I stood there, with the most idiotic expression in the world, listening to the four or five songs they played half-improvised and I started to have something I’d never had before: a favorite band. Later they told me that there was no band, they were “just some songs we play” and that, no, they weren’t recorded and they didn’t have any plans to record it. In fact, the band didn’t even have a name. Some people were already calling it Sodapop, just kidding, because of some inside joke that the guy with the expensive guitar clearly didn’t find funny. I only saw Sodapop play one other show, at The Place, about two years later, but that is another story. And I got a cassette tape with some demos, a copy of a copy, but for me it was a treasure that would never let me forget the songs. I heard a few things about the band later, that it had several lineups, that none of the original members are in the band today, that the girl now lives in New Zealand, has kids and owns a sushi restaurant. But the best news I got was last year, when my friend sent me a magical link that gave me access to new and carefully crafted recordings of some of the songs I had heard and others I had never heard. The experience of hearing Sodapop as I had always imagined, man, after so many years.

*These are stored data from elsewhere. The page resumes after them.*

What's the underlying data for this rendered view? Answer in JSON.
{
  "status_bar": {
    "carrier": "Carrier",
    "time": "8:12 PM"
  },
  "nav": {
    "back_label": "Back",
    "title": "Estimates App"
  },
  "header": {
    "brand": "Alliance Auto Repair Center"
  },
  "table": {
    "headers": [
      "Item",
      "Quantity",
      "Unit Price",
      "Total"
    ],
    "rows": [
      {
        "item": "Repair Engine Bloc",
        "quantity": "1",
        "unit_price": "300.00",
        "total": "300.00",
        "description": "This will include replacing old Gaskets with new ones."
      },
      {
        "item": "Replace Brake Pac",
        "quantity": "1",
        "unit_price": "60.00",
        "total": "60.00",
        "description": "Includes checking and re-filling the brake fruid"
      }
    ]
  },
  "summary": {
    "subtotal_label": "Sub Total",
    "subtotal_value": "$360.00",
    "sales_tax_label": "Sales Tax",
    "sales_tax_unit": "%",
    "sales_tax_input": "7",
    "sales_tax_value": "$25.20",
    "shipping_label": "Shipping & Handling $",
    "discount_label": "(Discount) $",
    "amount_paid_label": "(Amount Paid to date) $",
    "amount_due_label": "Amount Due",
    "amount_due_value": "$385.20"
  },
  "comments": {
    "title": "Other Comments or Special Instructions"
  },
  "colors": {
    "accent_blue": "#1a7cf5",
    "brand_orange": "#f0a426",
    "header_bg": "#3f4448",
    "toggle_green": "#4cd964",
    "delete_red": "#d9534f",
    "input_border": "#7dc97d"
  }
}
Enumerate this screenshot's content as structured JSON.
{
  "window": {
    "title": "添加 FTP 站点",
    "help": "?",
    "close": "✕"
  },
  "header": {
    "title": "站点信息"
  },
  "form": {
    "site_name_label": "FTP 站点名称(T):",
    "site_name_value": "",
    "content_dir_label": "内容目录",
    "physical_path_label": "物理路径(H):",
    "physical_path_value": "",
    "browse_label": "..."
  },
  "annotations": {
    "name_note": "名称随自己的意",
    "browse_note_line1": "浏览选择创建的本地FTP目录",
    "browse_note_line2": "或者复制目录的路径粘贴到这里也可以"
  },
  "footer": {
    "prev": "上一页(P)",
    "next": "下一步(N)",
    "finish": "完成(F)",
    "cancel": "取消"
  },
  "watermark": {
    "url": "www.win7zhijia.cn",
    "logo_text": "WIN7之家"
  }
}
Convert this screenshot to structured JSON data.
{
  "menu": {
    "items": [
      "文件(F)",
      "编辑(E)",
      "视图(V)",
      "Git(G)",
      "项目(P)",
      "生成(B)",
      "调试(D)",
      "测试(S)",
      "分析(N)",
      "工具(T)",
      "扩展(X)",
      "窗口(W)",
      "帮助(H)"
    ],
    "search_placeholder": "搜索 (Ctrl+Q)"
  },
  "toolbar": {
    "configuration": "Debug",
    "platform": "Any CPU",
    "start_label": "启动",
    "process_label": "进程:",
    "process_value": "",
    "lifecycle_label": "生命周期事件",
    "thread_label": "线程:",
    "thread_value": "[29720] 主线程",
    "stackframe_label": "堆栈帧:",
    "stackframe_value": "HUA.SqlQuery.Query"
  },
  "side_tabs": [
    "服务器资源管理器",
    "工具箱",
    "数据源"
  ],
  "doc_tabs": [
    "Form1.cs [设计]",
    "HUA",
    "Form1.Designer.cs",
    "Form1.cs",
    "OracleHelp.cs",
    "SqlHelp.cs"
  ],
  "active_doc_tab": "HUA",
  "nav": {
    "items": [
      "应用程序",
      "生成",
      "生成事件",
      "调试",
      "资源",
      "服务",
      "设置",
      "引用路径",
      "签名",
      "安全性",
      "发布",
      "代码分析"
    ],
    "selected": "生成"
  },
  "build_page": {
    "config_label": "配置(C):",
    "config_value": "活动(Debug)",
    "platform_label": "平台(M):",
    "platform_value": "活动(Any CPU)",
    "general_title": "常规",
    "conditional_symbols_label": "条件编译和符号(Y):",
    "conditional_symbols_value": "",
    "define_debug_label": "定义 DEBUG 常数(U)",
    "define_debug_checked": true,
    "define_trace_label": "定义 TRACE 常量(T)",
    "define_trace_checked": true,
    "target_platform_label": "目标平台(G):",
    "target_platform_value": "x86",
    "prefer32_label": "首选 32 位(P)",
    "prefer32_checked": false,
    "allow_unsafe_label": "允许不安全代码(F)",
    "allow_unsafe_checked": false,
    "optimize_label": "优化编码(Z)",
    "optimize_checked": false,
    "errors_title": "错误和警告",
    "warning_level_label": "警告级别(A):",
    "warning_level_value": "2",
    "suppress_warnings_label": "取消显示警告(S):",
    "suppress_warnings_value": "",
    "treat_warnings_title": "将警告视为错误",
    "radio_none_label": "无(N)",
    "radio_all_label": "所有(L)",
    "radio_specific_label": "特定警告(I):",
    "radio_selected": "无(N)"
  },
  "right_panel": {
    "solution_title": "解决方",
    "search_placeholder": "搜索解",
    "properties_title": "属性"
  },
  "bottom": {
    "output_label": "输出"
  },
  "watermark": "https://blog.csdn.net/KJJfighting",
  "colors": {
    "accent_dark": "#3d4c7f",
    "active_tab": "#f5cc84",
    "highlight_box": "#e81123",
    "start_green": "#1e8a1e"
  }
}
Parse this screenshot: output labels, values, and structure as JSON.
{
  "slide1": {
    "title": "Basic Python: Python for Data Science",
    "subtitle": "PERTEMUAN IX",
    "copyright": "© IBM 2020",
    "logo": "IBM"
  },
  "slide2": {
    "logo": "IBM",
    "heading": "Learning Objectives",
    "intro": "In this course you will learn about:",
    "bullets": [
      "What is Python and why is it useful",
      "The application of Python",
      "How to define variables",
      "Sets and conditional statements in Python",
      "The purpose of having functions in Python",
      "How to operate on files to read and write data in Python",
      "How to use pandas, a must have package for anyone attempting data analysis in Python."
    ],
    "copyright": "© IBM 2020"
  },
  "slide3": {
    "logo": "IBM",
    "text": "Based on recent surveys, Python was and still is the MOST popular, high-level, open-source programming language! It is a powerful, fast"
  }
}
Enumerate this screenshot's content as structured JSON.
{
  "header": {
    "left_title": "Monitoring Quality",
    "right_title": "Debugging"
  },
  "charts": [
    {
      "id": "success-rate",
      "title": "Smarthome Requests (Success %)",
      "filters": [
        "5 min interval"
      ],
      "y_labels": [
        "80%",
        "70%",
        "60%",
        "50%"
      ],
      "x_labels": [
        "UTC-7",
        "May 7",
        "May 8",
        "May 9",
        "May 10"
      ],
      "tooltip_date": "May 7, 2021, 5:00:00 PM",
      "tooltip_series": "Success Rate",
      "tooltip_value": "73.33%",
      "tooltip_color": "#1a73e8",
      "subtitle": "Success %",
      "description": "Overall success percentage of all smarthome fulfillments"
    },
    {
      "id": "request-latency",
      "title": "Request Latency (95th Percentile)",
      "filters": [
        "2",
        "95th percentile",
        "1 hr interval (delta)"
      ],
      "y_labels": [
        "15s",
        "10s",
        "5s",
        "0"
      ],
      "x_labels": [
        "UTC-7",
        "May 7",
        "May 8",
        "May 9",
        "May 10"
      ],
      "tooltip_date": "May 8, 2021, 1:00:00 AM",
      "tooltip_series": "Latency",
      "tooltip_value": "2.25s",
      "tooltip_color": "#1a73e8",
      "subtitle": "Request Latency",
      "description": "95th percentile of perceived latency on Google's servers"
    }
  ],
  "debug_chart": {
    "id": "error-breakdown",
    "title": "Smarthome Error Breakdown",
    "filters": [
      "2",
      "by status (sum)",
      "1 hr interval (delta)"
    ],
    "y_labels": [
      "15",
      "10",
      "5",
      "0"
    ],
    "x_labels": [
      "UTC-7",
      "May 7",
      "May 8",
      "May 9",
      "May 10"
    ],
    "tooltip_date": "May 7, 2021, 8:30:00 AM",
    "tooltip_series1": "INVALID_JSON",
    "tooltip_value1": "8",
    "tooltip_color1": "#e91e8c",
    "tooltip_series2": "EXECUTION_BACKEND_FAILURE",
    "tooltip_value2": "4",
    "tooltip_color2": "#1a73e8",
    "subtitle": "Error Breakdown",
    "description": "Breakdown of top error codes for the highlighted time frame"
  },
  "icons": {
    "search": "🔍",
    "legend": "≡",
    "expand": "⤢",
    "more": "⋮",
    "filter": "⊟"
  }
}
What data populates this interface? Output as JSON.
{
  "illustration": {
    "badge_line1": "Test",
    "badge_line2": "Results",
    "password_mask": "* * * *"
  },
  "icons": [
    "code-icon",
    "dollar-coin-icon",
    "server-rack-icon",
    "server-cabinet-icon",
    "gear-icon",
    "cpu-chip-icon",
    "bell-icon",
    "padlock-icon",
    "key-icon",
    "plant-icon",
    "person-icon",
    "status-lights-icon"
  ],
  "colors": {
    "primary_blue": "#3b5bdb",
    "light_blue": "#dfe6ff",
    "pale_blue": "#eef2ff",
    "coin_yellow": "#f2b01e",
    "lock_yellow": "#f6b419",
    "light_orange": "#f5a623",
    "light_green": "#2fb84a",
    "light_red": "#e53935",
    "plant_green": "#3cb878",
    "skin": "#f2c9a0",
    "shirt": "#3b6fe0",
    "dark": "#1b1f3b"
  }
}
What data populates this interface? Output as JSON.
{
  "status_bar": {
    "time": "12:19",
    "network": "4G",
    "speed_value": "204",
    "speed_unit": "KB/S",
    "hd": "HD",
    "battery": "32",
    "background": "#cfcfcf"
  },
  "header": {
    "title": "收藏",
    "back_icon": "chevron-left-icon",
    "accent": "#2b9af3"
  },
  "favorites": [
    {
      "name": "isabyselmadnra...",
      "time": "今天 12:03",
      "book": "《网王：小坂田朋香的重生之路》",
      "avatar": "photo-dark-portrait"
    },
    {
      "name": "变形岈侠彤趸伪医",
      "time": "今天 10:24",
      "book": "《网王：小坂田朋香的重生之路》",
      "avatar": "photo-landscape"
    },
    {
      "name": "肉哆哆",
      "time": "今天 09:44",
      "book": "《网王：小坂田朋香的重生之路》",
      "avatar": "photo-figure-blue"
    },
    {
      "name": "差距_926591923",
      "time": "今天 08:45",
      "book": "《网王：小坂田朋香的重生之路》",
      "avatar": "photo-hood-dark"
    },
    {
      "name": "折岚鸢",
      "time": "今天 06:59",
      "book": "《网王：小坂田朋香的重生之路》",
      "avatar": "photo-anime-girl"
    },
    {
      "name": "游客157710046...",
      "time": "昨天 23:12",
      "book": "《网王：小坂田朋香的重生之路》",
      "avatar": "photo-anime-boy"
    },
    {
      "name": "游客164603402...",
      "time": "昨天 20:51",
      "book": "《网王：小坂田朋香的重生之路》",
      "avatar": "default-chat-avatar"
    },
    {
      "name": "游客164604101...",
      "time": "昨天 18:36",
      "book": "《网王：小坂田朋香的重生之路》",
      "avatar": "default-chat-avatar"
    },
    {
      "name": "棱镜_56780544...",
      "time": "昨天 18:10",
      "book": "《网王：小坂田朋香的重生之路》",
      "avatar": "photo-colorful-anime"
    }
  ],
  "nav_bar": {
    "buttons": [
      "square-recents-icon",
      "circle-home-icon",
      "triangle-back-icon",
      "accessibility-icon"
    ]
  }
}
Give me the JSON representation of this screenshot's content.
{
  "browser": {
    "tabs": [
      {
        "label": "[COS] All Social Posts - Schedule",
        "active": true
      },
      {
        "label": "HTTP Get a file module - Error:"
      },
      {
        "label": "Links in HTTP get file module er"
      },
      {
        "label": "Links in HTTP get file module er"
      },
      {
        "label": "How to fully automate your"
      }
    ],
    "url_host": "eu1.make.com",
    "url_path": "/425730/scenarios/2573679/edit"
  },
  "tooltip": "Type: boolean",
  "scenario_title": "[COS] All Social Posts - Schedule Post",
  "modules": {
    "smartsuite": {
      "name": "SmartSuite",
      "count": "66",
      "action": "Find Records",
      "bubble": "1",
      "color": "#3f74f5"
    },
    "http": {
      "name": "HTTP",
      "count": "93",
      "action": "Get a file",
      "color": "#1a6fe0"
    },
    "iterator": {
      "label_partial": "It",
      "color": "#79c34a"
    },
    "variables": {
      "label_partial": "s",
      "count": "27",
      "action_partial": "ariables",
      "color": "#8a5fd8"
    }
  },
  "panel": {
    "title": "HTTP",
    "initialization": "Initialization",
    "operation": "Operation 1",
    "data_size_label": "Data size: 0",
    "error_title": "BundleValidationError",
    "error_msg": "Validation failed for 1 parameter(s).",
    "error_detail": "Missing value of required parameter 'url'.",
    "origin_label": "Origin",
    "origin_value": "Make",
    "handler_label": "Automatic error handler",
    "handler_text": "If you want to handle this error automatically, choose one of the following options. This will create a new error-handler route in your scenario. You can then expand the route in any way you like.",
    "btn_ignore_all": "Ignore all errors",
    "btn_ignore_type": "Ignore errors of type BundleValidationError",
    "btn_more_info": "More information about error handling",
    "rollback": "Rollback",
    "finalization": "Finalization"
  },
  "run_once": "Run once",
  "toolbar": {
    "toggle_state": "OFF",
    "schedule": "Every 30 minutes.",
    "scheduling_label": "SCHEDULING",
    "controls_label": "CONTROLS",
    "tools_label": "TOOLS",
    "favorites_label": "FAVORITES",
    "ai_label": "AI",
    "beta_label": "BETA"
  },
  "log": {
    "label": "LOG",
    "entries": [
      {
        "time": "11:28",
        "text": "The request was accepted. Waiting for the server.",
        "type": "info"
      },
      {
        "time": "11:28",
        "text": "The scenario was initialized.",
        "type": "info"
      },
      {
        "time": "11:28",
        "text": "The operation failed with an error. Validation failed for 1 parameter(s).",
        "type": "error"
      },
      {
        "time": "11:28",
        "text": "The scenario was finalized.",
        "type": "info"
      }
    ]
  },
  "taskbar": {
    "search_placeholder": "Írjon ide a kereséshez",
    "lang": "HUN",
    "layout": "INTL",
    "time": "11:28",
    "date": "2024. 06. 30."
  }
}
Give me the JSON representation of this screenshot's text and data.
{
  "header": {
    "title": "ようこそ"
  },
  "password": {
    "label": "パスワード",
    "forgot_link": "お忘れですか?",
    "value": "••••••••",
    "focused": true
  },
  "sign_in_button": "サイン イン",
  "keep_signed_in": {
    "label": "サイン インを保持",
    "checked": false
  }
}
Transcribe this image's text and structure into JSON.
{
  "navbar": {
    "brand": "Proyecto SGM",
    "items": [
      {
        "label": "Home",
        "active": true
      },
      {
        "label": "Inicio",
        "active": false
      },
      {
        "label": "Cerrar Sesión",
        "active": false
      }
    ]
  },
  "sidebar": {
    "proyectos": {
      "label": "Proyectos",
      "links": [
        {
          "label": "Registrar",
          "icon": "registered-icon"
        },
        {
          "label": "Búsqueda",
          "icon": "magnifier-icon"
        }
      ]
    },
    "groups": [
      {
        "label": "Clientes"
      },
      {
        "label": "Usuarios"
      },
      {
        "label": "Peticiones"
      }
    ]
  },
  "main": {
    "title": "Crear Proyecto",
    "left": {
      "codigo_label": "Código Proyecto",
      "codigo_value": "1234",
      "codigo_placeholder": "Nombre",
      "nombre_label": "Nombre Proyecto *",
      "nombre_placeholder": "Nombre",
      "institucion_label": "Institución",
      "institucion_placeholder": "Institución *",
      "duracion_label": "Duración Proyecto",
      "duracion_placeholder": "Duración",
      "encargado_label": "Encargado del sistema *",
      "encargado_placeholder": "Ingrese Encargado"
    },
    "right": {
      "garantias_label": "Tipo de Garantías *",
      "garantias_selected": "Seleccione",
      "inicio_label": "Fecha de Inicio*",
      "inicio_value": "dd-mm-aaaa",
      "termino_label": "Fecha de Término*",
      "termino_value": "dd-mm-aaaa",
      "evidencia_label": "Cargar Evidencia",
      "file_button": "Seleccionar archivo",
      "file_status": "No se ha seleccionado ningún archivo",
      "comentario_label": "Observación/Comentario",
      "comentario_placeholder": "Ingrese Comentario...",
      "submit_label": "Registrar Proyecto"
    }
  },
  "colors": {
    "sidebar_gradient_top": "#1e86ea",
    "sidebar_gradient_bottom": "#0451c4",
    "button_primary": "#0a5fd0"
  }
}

That is priceless. There were days when I thought Sodapop had never existed, except in my imagination, but now I know that my favorite band doesn’t just exist. It is eternal.

PS: The next morning, I realized that some strange guests had stolen half of the CDs I had brought to the party, including the Dead Kennedys one.

Marcos Felipe Delfino

Marcos Felipe Delfino

Nascido em 1975, Marcos Felipe, também conhecido como Marquinho, ou Marquito, ou Kinets, já tentou ser músico, fotógrafo e cineasta entre outras frustrações. Hoje é servidor público.